As a mum, it's hard to ask for help. And that needs to change

 Photo: Getty Images

Yesterday was a bad day for me. I started feeling ill a couple of days ago but battled on, as us mums do.

I thought the feeling would pass and relied on pain relief washed down with strong cups of tea. I continued to fight the morning battles, packing lunch boxes and offering homework bribes.

But this approach did little other than temporarily numb the pain. Yesterday the sickness hit me for six. I was bed ridden, had no energy and felt like my head would explode.

The thought of getting up and battling my way through another day felt akin to climbing Everest.

So I did the thing that mums rarely do: I asked for help. I asked my husband to come home from work.

In the space of six years of parenting, I can recall only having done this once before.

Of course there have been days when I've sent a desperately tapped out email or text demanding him not to be home late - the days when the crying or whining had become too much, or simply the days when I felt broken by one too many trips to the park.

But actually asking him to come home because I'm ill just doesn't happen.

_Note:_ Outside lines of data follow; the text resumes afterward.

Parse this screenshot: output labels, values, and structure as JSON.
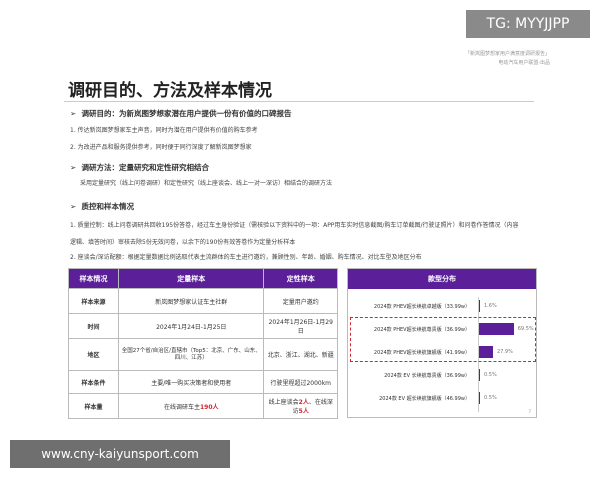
{
  "watermarks": {
    "top": "TG: MYYJJPP",
    "bottom": "www.cny-kaiyunsport.com"
  },
  "report": {
    "name": "「新岚图梦想家用户满意度调研报告」",
    "publisher": "电动汽车用户联盟·出品"
  },
  "title": "调研目的、方法及样本情况",
  "sections": [
    {
      "heading": "调研目的：为新岚图梦想家潜在用户提供一份有价值的口碑报告",
      "items": [
        "1.  传达新岚图梦想家车主声音，同时为潜在用户提供有价值的购车参考",
        "2.  为改进产品和服务提供参考，同时便于同行深度了解新岚图梦想家"
      ]
    },
    {
      "heading": "调研方法：定量研究和定性研究相结合",
      "items": [
        "采用定量研究（线上问卷调研）和定性研究（线上座谈会、线上一对一深访）相结合的调研方法"
      ]
    },
    {
      "heading": "质控和样本情况",
      "items": [
        "1.  质量控制：线上问卷调研共回收195份答卷，经过车主身份验证（需核验以下资料中的一项：APP用车实时信息截图/购车订单截图/行驶证照片）和问卷作答情况（内容逻辑、填答时间）审核去除5份无效问卷，以余下的190份有效答卷作为定量分析样本",
        "2.  座谈会/深访配额：根据定量数据比例选取代表主流群体的车主进行邀约，兼顾性别、年龄、婚姻、购车情况、对比车型及地区分布"
      ]
    }
  ],
  "table": {
    "headers": [
      "样本情况",
      "定量样本",
      "定性样本"
    ],
    "rows": [
      [
        "样本来源",
        "新岚图梦想家认证车主社群",
        "定量用户邀约"
      ],
      [
        "时间",
        "2024年1月24日-1月25日",
        "2024年1月26日-1月29日"
      ],
      [
        "地区",
        "全国27个省/自治区/直辖市（Top5：北京、广东、山东、四川、江苏）",
        "北京、浙江、湖北、新疆"
      ]
    ],
    "cond": [
      "样本条件",
      "主要/唯一购买决策者和使用者",
      "行驶里程超过2000km"
    ],
    "size": {
      "label": "样本量",
      "q_pre": "在线调研车主",
      "q_num": "190人",
      "l_pre": "线上座谈会",
      "l_num1": "2人",
      "l_mid": "、在线深访",
      "l_num2": "5人"
    }
  },
  "chart_data": {
    "type": "bar",
    "title": "款型分布",
    "orientation": "horizontal",
    "categories": [
      "2024款 PHEV超长续航卓越版（33.99w）",
      "2024款 PHEV超长续航尊贵版（36.99w）",
      "2024款 PHEV超长续航旗舰版（41.99w）",
      "2024款 EV 长续航尊贵版（36.99w）",
      "2024款 EV 超长续航旗舰版（46.99w）"
    ],
    "values": [
      1.6,
      69.5,
      27.9,
      0.5,
      0.5
    ],
    "labels": [
      "1.6%",
      "69.5%",
      "27.9%",
      "0.5%",
      "0.5%"
    ],
    "highlighted": [
      1,
      2
    ],
    "color": "#5b1f9a"
  },
  "page_number": "7"
}
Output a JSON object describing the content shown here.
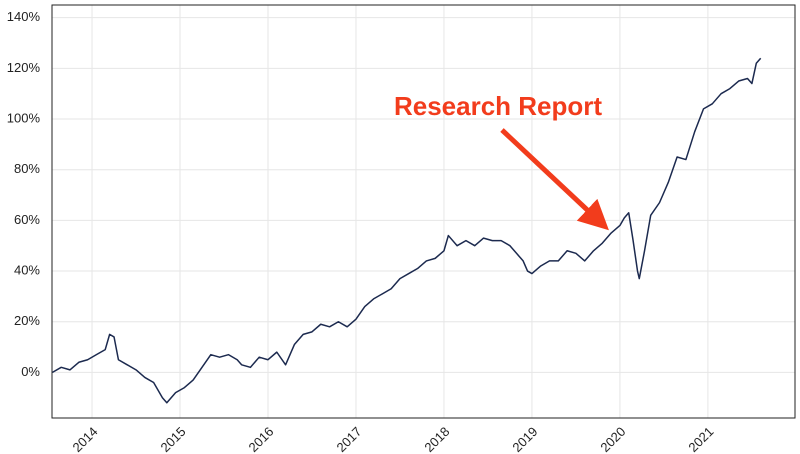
{
  "chart_data": {
    "type": "line",
    "annotation": "Research Report",
    "color": "#1c2a4f",
    "grid": true,
    "x": [
      2013.55,
      2013.65,
      2013.75,
      2013.85,
      2013.95,
      2014.05,
      2014.15,
      2014.2,
      2014.25,
      2014.3,
      2014.4,
      2014.5,
      2014.6,
      2014.7,
      2014.8,
      2014.85,
      2014.95,
      2015.05,
      2015.15,
      2015.25,
      2015.35,
      2015.45,
      2015.55,
      2015.65,
      2015.7,
      2015.8,
      2015.9,
      2016.0,
      2016.1,
      2016.2,
      2016.3,
      2016.4,
      2016.5,
      2016.6,
      2016.7,
      2016.8,
      2016.9,
      2017.0,
      2017.1,
      2017.2,
      2017.3,
      2017.4,
      2017.5,
      2017.6,
      2017.7,
      2017.8,
      2017.9,
      2018.0,
      2018.05,
      2018.15,
      2018.25,
      2018.35,
      2018.45,
      2018.55,
      2018.65,
      2018.75,
      2018.85,
      2018.9,
      2018.95,
      2019.0,
      2019.1,
      2019.2,
      2019.3,
      2019.4,
      2019.5,
      2019.6,
      2019.7,
      2019.8,
      2019.9,
      2020.0,
      2020.05,
      2020.1,
      2020.15,
      2020.2,
      2020.22,
      2020.28,
      2020.35,
      2020.45,
      2020.55,
      2020.65,
      2020.75,
      2020.85,
      2020.95,
      2021.05,
      2021.15,
      2021.25,
      2021.35,
      2021.45,
      2021.5,
      2021.55,
      2021.6
    ],
    "values": [
      0,
      2,
      1,
      4,
      5,
      7,
      9,
      15,
      14,
      5,
      3,
      1,
      -2,
      -4,
      -10,
      -12,
      -8,
      -6,
      -3,
      2,
      7,
      6,
      7,
      5,
      3,
      2,
      6,
      5,
      8,
      3,
      11,
      15,
      16,
      19,
      18,
      20,
      18,
      21,
      26,
      29,
      31,
      33,
      37,
      39,
      41,
      44,
      45,
      48,
      54,
      50,
      52,
      50,
      53,
      52,
      52,
      50,
      46,
      44,
      40,
      39,
      42,
      44,
      44,
      48,
      47,
      44,
      48,
      51,
      55,
      58,
      61,
      63,
      52,
      40,
      37,
      48,
      62,
      67,
      75,
      85,
      84,
      95,
      104,
      106,
      110,
      112,
      115,
      116,
      114,
      122,
      124
    ],
    "xlim": [
      2013.545,
      2021.99
    ],
    "xticks": [
      2014,
      2015,
      2016,
      2017,
      2018,
      2019,
      2020,
      2021
    ],
    "ylim": [
      -18,
      145
    ],
    "yticks": [
      {
        "value": 0,
        "label": "0%"
      },
      {
        "value": 20,
        "label": "20%"
      },
      {
        "value": 40,
        "label": "40%"
      },
      {
        "value": 60,
        "label": "60%"
      },
      {
        "value": 80,
        "label": "80%"
      },
      {
        "value": 100,
        "label": "100%"
      },
      {
        "value": 120,
        "label": "120%"
      },
      {
        "value": 140,
        "label": "140%"
      }
    ]
  }
}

As a mum and woman it's ingrained in us to just carry on. We don't have the luxury of time to be sick, and if we are, we just suck it up. We carry on with everything we need to do and suffer a lingering guilt if we so much as let any ball drop.


We put pressure on ourselves to always do everything to our best ability, and we never cut ourselves any slack. We put everyone first and always ourselves last.

If our children are sick we give them love, rest and compassion. Yet if we're sick ourselves we're lucky to get five minutes rest.

In asking for help I realised two things. Firstly, it wasn't that hard and putting myself first for a change was a really good feeling – if not ironic, given how I physically felt.

Being able to sign off and just put myself to bed felt good. Being ill around my children was of no benefit at all as I was unable to function and was cranky as a result.

Secondly, I realised that my family didn't fall apart without me for that time. Everyone still got fed and watered. They were all clothed and washed and in the meantime I could totally relinquish control.

And for me I think that is part of the problem.

I feel like no one can do my job as well as me. Yet the high standards I uphold are often unrealistic. I've brought into the belief that my control and perfectionism within the household and family reflects on my abilities as a mum.

If I ask for help it's like I've failed somehow, even when I feel like death warmed up.

Yet after this recent illness I've reassessed my thinking, and realised that this attitude is silly. We all need help from time to time and there's no shame in asking for it.

Sometimes life throws us curveballs that we simply can't dodge. Try as we might to tick every box it's just not always possible. Asking for help is not a sign of weakness, and nor is it a sign of failure.

As an analogy, us mums are guilty of overloading our plates, but never take the time to actually enjoy a meal.

So next time I'm struggling and need help, I'm going to ask. I'm not going to be a hero and I'm not going to battle on. I will put my hand up and admit defeat.

Who knows, doing it more may make it easier and less scary.